Preheat oven to 425°. Heat 10-inch oven-proof skillet* or 9-inch cake pan or pie plate in oven until hot.
Meanwhile, beat eggs in large mixing bowl with electric mixer at high speed until pale and frothy, about 1 minute. Beat in milk, flour, 1/4 teaspoon salt and 1/8 teaspoon pepper at medium speed until smooth, about 1 minute. Stir in green onions. (Batter will be thin).
Melt 1/4 cup Country Crock® Honey Spread in hot skillet, swirling to coat. Add batter and immediately return skillet to oven.

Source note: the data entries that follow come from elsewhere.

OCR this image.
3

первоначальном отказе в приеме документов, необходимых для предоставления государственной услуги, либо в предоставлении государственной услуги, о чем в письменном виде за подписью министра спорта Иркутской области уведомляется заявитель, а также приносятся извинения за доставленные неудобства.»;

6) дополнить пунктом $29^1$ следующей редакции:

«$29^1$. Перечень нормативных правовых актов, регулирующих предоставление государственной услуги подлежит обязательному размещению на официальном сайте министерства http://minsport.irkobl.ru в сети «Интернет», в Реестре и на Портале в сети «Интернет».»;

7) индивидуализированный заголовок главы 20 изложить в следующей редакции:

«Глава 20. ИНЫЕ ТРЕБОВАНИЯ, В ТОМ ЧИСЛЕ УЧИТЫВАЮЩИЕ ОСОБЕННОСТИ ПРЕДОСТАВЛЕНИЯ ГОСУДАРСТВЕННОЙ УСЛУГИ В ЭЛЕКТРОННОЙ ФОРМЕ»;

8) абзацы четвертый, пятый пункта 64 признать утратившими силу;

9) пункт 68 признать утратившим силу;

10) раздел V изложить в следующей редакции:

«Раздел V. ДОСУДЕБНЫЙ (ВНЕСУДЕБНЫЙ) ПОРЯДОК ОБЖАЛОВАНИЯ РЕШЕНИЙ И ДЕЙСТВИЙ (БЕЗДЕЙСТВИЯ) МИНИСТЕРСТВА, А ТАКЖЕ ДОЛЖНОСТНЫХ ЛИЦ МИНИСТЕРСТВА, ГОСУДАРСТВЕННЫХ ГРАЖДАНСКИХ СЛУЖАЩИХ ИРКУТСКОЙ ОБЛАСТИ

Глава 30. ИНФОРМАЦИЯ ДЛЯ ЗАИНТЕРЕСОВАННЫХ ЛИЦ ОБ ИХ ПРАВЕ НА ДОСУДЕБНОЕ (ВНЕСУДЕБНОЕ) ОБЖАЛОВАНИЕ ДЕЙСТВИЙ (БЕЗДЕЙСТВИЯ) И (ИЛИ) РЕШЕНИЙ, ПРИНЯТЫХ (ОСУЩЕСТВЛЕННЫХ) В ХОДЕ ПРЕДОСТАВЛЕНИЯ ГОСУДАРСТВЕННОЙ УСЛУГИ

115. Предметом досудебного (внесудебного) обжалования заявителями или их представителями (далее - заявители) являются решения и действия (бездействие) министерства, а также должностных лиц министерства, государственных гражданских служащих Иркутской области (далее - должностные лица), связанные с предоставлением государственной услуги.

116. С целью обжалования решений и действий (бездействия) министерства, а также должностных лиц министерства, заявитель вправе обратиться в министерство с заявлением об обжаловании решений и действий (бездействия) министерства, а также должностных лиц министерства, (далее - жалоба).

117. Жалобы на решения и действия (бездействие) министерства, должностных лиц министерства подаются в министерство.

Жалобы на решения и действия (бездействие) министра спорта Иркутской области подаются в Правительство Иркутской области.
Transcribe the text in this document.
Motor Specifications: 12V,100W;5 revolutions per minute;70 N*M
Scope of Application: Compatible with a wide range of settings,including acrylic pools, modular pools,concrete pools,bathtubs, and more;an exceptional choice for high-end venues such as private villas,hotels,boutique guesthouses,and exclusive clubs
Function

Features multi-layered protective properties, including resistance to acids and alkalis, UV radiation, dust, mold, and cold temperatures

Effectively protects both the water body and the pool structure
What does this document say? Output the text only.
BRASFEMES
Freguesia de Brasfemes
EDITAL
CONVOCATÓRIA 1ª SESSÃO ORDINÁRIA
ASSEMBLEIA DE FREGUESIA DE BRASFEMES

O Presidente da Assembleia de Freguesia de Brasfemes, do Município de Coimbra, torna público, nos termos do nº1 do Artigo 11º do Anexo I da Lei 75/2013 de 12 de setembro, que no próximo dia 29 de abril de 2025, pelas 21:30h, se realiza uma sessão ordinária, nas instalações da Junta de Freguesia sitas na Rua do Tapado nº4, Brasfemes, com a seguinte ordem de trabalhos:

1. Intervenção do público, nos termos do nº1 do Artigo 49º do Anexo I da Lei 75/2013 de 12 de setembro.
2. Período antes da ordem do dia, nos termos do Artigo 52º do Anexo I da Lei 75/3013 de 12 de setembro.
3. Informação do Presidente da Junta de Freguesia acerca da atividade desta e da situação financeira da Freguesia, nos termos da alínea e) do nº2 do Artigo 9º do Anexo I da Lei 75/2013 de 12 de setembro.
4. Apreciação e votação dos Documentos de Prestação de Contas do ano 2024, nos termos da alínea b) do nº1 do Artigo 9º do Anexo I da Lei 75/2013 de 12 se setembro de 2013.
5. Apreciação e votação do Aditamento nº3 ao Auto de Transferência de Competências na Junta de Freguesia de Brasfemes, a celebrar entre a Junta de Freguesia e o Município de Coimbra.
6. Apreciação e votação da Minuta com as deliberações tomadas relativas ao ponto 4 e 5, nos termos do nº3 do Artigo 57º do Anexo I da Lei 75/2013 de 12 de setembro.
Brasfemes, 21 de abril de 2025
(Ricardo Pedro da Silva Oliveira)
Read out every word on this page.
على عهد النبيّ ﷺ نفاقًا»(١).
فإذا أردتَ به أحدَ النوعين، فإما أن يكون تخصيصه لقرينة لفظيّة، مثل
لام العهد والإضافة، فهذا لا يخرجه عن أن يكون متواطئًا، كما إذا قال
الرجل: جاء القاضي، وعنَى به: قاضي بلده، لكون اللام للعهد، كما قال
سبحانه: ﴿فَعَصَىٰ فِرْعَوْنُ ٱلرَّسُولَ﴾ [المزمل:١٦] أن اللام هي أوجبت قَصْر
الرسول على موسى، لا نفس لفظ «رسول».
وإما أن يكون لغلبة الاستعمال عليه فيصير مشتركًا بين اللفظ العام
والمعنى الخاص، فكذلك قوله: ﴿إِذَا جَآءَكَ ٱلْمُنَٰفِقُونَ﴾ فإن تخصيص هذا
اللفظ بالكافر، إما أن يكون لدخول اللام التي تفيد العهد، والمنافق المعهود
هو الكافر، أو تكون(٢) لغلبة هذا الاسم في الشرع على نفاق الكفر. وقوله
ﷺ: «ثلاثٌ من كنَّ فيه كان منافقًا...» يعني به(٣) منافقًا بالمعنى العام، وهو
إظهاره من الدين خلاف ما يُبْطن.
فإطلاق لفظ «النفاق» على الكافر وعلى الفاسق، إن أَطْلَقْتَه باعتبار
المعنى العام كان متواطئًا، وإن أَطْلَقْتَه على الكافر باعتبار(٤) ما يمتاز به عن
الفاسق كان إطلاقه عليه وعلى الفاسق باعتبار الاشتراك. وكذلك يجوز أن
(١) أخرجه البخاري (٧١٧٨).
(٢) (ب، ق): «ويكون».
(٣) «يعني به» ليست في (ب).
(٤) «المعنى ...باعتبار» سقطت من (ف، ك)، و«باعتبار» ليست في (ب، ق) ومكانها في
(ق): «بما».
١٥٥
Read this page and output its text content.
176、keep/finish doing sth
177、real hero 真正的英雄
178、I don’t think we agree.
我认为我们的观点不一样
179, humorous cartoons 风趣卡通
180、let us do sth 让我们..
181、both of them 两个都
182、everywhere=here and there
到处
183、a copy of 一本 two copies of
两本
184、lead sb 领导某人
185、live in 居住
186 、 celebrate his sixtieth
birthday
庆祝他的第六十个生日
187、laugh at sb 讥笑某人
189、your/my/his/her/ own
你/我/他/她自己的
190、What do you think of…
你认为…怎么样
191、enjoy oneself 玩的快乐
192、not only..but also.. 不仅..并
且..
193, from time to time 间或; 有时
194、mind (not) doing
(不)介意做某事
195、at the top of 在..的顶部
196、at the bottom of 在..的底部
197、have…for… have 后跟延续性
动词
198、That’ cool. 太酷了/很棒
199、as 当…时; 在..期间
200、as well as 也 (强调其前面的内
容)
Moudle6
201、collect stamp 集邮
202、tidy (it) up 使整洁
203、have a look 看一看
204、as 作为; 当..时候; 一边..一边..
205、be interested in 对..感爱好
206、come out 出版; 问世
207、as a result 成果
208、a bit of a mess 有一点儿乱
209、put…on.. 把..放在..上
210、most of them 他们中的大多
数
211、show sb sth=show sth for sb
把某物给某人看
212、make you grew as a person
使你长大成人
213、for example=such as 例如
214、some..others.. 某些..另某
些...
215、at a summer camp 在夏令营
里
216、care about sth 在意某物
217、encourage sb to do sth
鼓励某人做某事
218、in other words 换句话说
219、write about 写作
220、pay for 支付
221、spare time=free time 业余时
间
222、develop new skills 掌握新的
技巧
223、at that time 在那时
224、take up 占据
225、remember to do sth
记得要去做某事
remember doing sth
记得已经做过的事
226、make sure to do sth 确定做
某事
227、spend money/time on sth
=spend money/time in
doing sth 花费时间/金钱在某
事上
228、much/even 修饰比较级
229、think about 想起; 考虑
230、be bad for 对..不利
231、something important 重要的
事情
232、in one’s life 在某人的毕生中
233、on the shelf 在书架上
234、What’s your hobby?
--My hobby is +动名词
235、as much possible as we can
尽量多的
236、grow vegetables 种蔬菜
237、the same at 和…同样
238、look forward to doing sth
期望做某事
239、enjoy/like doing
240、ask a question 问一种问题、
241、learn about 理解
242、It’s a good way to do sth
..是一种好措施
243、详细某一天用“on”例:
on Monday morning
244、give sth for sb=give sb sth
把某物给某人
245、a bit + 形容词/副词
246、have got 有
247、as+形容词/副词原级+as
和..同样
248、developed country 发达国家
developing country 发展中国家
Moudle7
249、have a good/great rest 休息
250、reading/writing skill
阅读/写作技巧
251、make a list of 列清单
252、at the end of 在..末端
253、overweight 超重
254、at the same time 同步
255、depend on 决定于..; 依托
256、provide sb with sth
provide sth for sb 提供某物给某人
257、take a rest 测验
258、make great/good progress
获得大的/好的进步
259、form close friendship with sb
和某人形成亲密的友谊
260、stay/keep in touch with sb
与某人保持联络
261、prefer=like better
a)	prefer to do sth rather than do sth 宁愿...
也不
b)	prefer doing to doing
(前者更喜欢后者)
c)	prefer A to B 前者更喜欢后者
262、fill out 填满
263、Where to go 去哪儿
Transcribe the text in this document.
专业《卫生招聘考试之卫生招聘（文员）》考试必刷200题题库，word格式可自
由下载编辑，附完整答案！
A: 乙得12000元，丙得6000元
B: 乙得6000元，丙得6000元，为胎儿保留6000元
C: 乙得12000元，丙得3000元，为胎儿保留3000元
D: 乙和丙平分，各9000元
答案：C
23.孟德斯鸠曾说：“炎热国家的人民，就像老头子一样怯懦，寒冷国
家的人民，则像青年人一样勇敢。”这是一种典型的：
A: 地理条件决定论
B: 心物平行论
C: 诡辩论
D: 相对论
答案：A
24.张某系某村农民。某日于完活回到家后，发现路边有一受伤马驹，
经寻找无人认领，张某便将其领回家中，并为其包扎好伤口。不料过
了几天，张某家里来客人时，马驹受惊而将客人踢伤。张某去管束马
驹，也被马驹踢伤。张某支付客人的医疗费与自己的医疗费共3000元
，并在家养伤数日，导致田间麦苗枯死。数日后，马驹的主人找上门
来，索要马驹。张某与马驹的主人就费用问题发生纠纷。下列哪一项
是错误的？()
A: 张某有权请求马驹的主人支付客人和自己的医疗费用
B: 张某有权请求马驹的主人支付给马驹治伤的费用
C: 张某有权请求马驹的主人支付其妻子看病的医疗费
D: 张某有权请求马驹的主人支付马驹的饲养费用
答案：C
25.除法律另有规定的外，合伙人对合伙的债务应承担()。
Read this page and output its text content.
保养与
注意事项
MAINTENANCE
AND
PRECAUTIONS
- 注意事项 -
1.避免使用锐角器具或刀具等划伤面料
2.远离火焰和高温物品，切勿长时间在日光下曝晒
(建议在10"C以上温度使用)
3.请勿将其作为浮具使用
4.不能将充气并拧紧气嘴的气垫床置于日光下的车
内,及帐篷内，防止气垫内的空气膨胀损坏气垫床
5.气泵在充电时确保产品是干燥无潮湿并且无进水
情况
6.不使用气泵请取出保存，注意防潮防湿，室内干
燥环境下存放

Bake 18 minutes or until puffed and golden brown.
Meanwhile, for Filling, melt 1 tablespoon Spread in another 10-inch nonstick skillet over medium-high heat and cook mushrooms, stirring occasionally, until tender and almost all liquid is absorbed, about 8 minutes. Stir in peas and heat through. Stir in remaining 2 tablespoon Spread, thyme, remaining 1/4 teaspoon salt and 1/8 teaspoon pepper. Spoon hot filling into Dutch Baby, then garnish with parsley. Serve immediately.
*To make handle oven-proof, wrap with heavy-duty aluminum foil.